Volunteers in Conservation
"It's nice to be away from home and put into a group of people you might not typically find yourself around and I think that has changed me for the better" - Jesse Wherry
Each person that comes to ACE to volunteer is typically looking at a three to six month time commitment. During their commitment the corps members go out on project for eight days at a time. While on project the crews work ten hours a day while camping in the wilderness. Typically the crews have eight people including a crew leader. The crews switch out each week but during those eight days, often without cell phone service, the crews bond closely during the work day and at camp.
More Volunteer Experiences Below
Interns in Conservation
" It is really exciting to share the joy of being at the high peaks with someone who has never seen a condor and has traveled across the world specifically just to see the condor and just being there and helping them to identify it and share in their experience" - Kyle Tibor
During 2017, ACE continued its long term partnership with Pinnacles National Park in California with monitoring and protecting the endangered California condor. ACE EPIC interns directly assisted NPS wildlife biologists with the California condor recovery efforts by tracking, monitoring, and recording wild condor movements, behaviors, and interactions in throughout the park's front and backcountry areas through radio telemetry as well as observing and recording feeding and breeding behaviors and speaking with the public and local community members regarding the species and its recovery.
Pinnacles National Park is responsible for the management of 40 of the 230 condor birds that exists in the wild. In addition to wildlife management and monitoring, ACE EPIC interns assisted with habitat restoration projects to restore and enhance habitat for condors throughout the park.
The Phoenix Field School
"There was a time when I was homeless which was when I started living with my friend Sam while he was going through this program. Everything that he was doing was what I could only dream of doing". - Bella Sarno
Phoenix Field School, an intensive 16-week program dedicated to providing opportunities for urban Phoenix youth (ages 18-24) to gain meaningful, hands-on conservation experience completing a variety of field-based projects and trainings. The Field School is a partnership between the Bureau of Land Management, Phoenix District Office, ACE, Phoenix College and Arizona Call-a-Teen Youth Resources. While building job skills in the conservation field, Field School members also earn college credit, earn industry-recognized certifications, and make a substantial impact on the conservation of Arizona Public Lands.

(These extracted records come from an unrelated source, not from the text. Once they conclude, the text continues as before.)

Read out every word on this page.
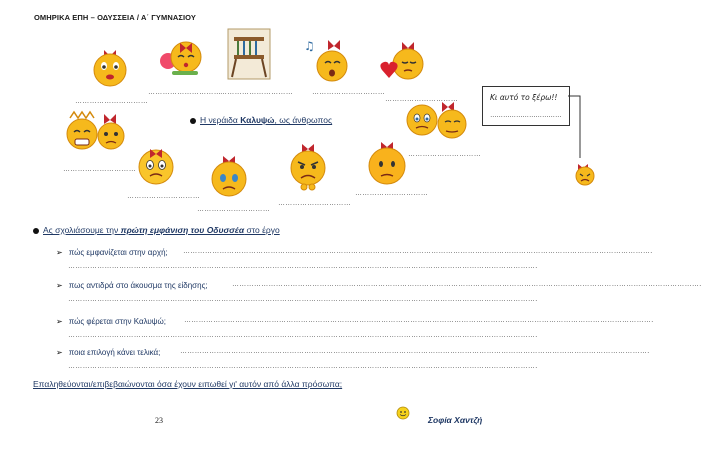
ΟΜΗΡΙΚΑ ΕΠΗ – ΟΔΥΣΣΕΙΑ / Α΄ ΓΥΜΝΑΣΙΟΥ
♫
………………………… …………………………	…………………………
…………………………
…………………………
Η νεράιδα Καλυψώ, ως άνθρωπος
Κι αυτό το ξέρω!!
……………………………
…………………………
…………………………
…………………………
…………………………
…………………………
…………………………
Ας σχολιάσουμε την πρώτη εμφάνιση του Οδυσσέα στο έργο
➢ πώς εμφανίζεται στην αρχή; ………………………………………………………………………………………………………………………………………………………………………….
………………………………………………………………………………………………………………………………………………………………………….
➢ πως αντιδρά στο άκουσμα της είδησης;	………………………………………………………………………………………………………………………………………………………………………….
………………………………………………………………………………………………………………………………………………………………………….
➢ πώς φέρεται στην Καλυψώ;	………………………………………………………………………………………………………………………………………………………………………….
………………………………………………………………………………………………………………………………………………………………………….
➢ ποια επιλογή κάνει τελικά;	………………………………………………………………………………………………………………………………………………………………………….
………………………………………………………………………………………………………………………………………………………………………….
Επαληθεύονται/επιβεβαιώνονται όσα έχουν ειπωθεί γι' αυτόν από άλλα πρόσωπα;
23	Σοφία Χαντζή
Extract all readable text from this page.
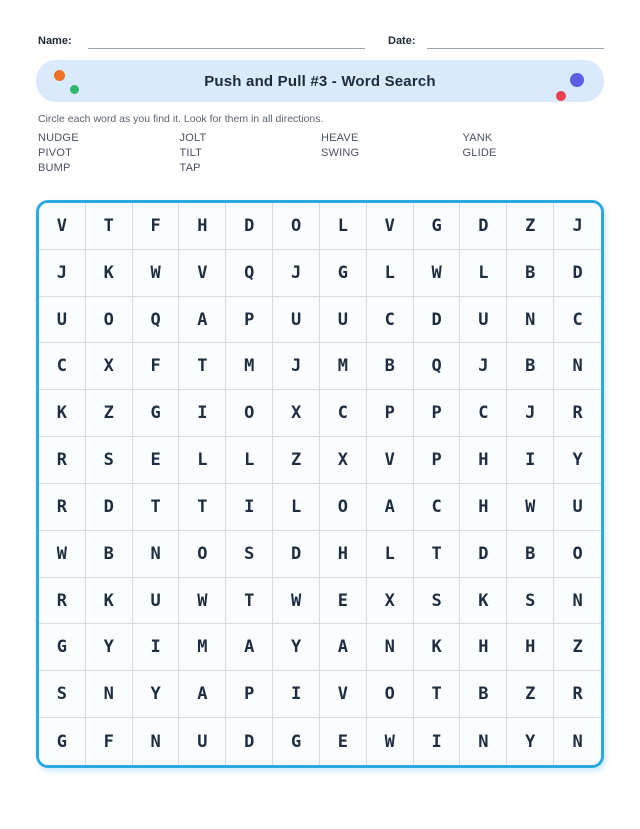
Name:	Date:
Push and Pull #3 - Word Search
Circle each word as you find it. Look for them in all directions.
NUDGE
PIVOT
BUMP
JOLT
TILT
TAP
HEAVE
SWING
YANK
GLIDE
V	T	F	H	D	O	L	V	G	D	Z	J
J	K	W	V	Q	J	G	L	W	L	B	D
U	O	Q	A	P	U	U	C	D	U	N	C
C	X	F	T	M	J	M	B	Q	J	B	N
K	Z	G	I	O	X	C	P	P	C	J	R
R	S	E	L	L	Z	X	V	P	H	I	Y
R	D	T	T	I	L	O	A	C	H	W	U
W	B	N	O	S	D	H	L	T	D	B	O
R	K	U	W	T	W	E	X	S	K	S	N
G	Y	I	M	A	Y	A	N	K	H	H	Z
S	N	Y	A	P	I	V	O	T	B	Z	R
G	F	N	U	D	G	E	W	I	N	Y	N
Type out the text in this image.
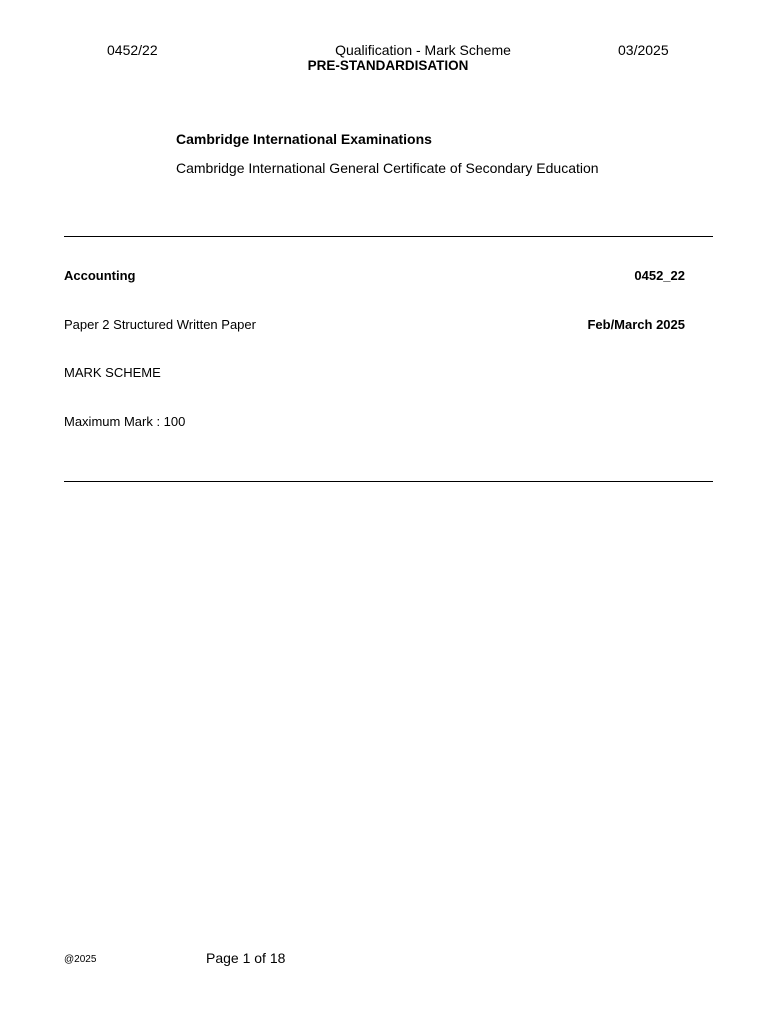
0452/22	Qualification - Mark Scheme	03/2025
PRE-STANDARDISATION
Cambridge International Examinations
Cambridge International General Certificate of Secondary Education
Accounting	0452_22
Paper 2 Structured Written Paper	Feb/March 2025
MARK SCHEME
Maximum Mark : 100
@2025	Page 1 of 18
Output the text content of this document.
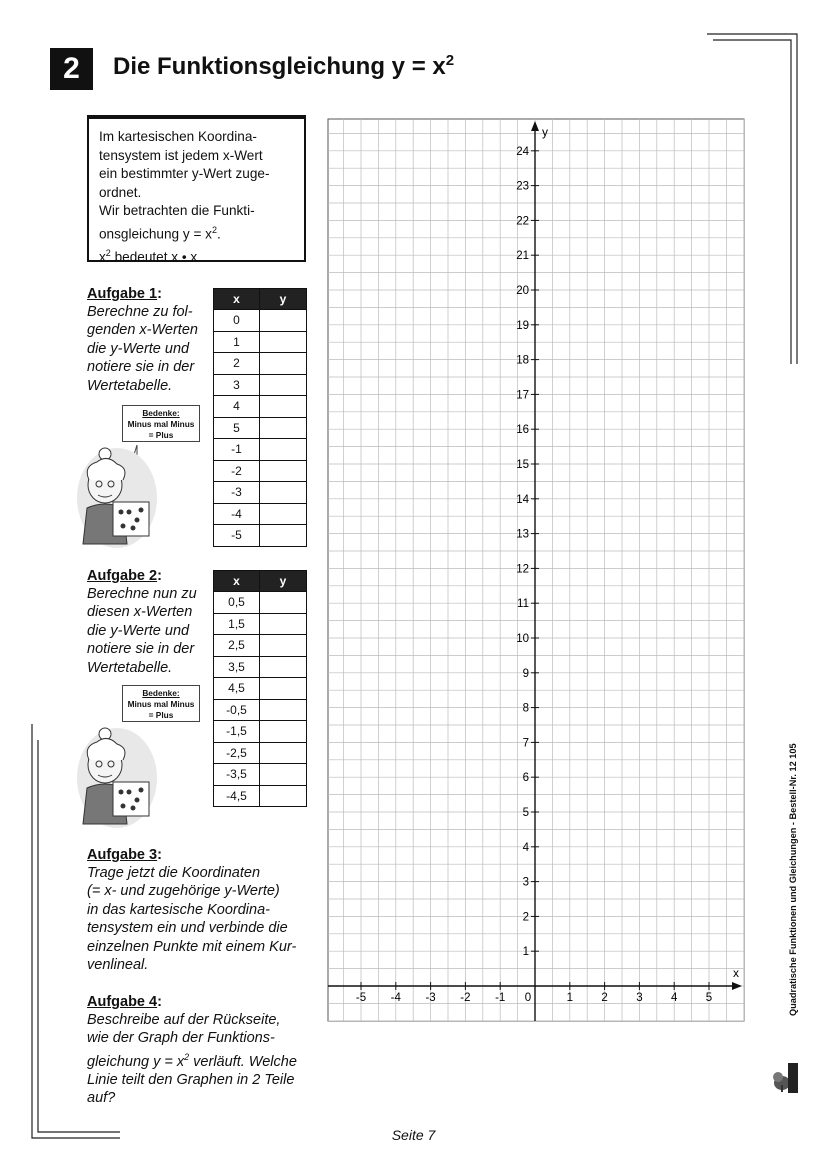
2	Die Funktionsgleichung $y = x^2$
Im kartesischen Koordina-
tensystem ist jedem x-Wert
ein bestimmter y-Wert zuge-
ordnet.
Wir betrachten die Funkti-
onsgleichung $y = x^2$.
$x^2$ bedeutet x • x
Aufgabe 1:
Berechne zu fol-
genden x-Werten
die y-Werte und
notiere sie in der
Wertetabelle.
x	y
0	
1	
2	
3	
4	
5	
-1	
-2	
-3	
-4	
-5	
Bedenke:
Minus mal Minus
= Plus
Aufgabe 2:
Berechne nun zu
diesen x-Werten
die y-Werte und
notiere sie in der
Wertetabelle.
x	y
0,5	
1,5	
2,5	
3,5	
4,5	
-0,5	
-1,5	
-2,5	
-3,5	
-4,5	
Bedenke:
Minus mal Minus
= Plus
Aufgabe 3:
Trage jetzt die Koordinaten
(= x- und zugehörige y-Werte)
in das kartesische Koordina-
tensystem ein und verbinde die
einzelnen Punkte mit einem Kur-
venlineal.
Aufgabe 4:
Beschreibe auf der Rückseite,
wie der Graph der Funktions-
gleichung $y = x^2$ verläuft. Welche
Linie teilt den Graphen in 2 Teile
auf?
-5 -4 -3 -2 -1 0	1 2 3 4 5
1
2
3
4
5
6
7
8
9
10
11
12
13
14
15
16
17
18
19
20
21
22
23
24
x
y
Seite 7
Quadratische Funktionen und Gleichungen - Bestell-Nr. 12 105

Granite Mountain Hotshot Memorial State Park
"It's not everyday that you build a trail with that much meaning and that much power behind it. For me it was the kind of project that no matter how much time and effort it took to get the project done right, it was easy to do that".- Mark Loseth
In 2016 ACE had the honor of partnering with Arizona State Parks to construct 3.5 miles of new trail in memory of the 19 hotshot firefighters who lost their lives in the Yarnell Hill Fire of 2013. The Granite Mountain Hotshot Memorial State Park is now open to hikers to walk the trail to the memorial and fatality site and to learn about wild fire prevention and the events of the Yarnell Hill Fire.